Kendi olmak derdinde biri için ev bir mabet gibidir. Sizi tanımlar, sizi biçimler. Renkleriniz, duygularınız, kokularınız vardır orada. 

Bir eve, bir çınar ağacı gibi kök salmayı isterdim. Birkaç kuşağın yaşanmışlığını taşıyan evler... 

Gördüm öylelerini. 

Yaşayarak yaşatılan duygular gibiydi her biri. 

Yıkılanları, hüznün kollarına bırakılanları da gördüm... Yerle bir edilip kanayan yara gibi duranları da. 

Bir ev nasıl kangrenleşir, onu da görüp hissettim. 

***

Benim masalcı halamın, yeryüzü cenneti bildiğim bahçeli evini unutamam. Bahçe, ev dediğinde orası; bir de babamın doğduğumuz kentteki havuzlu bahçeli ev gelir aklıma. Ve burnumun direği sızlar. 

Halamın bahçesindeki çeşme, kavak ve leylak ağaçları, huş ağaçlarının benekli gövdeleri, dinmeyen karga sesleri, söğütlerin hışırtısı, kuğurdayan kumrular, frenküzümlerinin mayhoş tadı... 

Benli yurt, benli bakış serenadı gibiydi her bir tını, ses, görüntü. 

Kopulamayan duygu, bırakılamayan yer, bağlanma nedir bunu orada öğrendim. Ailenin göç öykülerini dinledim. Kafkasya’dan, Hemşin’den göçüp göçüp gelenleri... Oğlunun ardından giden, onu evine döndürmeye çalışan kayıp babasının öyküsünü kaç kez dinledim o bahçelerde halamdan, babamdan. Kırım kıyım günlerinin tanıklıklarını yaşadım adeta... 

***

Libyalı romancı Hisham Matar, ülkesinin yakın tarihiyle birlikte kendini de anlatıp sorguladığı Dönüş anlatısında babasının kayıp öyküsüne döner sıklıkla. Bir süreliğine geldiği Bingazi’de, kentte iz bırakan mimar Guido Ferrazza’nın öyküsünden de söz eder. Kenti adımlarken ondan yansımalara döner yüzünü. Kentinin bugününde gördükleri, onca zaman ayrı/uzak kaldığı bir yere duyulan özlemle yaşanmışlık duygusunu hissettirir. Öyle ki o duygunun nesnesi bir “bina”nın görüntüsü onu duralatır. Şunları düşünür o an anlatıcı: 

“...insanın kendi içindeki değişimlerle tanıdık bir coğrafyanın yan yana geldiği anlarda hissettiği o garip heyecanı hissettiğimiz vakitlerdekine denk bir ruh hali içinde buraya geri dönüyorduk.”

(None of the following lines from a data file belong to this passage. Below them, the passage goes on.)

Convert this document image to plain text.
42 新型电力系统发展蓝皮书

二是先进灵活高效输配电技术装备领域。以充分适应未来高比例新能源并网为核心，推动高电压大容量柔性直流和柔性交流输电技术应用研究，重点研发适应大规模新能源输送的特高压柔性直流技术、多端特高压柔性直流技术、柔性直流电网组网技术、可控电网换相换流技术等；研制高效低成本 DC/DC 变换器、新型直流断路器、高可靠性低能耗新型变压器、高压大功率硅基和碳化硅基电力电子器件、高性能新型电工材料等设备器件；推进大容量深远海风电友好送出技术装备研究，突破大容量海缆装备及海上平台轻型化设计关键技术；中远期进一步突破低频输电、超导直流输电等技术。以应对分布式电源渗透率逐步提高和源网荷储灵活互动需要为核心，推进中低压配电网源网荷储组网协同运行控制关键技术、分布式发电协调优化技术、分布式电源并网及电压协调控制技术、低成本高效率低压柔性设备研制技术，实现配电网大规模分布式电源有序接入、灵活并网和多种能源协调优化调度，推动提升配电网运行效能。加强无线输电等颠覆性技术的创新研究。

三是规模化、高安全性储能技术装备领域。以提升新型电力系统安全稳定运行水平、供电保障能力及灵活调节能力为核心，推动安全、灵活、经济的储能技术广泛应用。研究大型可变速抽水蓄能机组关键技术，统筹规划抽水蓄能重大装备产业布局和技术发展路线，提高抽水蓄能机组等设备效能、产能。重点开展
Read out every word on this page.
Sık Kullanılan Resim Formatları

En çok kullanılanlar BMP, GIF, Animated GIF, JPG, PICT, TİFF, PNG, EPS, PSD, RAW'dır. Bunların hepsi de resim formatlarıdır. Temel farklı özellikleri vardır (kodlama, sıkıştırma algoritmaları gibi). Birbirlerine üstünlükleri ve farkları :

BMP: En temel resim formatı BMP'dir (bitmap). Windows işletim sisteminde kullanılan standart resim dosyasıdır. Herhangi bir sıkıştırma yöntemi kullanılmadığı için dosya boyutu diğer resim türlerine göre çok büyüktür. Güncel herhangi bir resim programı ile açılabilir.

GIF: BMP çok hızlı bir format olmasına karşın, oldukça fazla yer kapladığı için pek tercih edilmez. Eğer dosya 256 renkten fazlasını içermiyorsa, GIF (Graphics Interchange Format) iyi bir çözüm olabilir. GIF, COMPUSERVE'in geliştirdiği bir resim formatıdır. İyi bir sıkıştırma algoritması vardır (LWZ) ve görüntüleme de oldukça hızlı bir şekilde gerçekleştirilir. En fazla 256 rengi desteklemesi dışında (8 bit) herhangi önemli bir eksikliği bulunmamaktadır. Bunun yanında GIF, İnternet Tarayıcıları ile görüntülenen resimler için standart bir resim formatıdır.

Ondaki dönüş duygusunu var eden ev imgesini de şu soruyla karşılıyordu, Matar: 

“Yoksa insanın evinde olması bu mu demekti: Bütün dünyayı bir anda imkân dahilinde kılan bir yer miydi ev?” 

Ev, aynı zamanda bir “dünya”dır. Hafıza barınağı olmanın ötesinde yeryüzüne açılma, sonra dönülüp gelinen yerdir.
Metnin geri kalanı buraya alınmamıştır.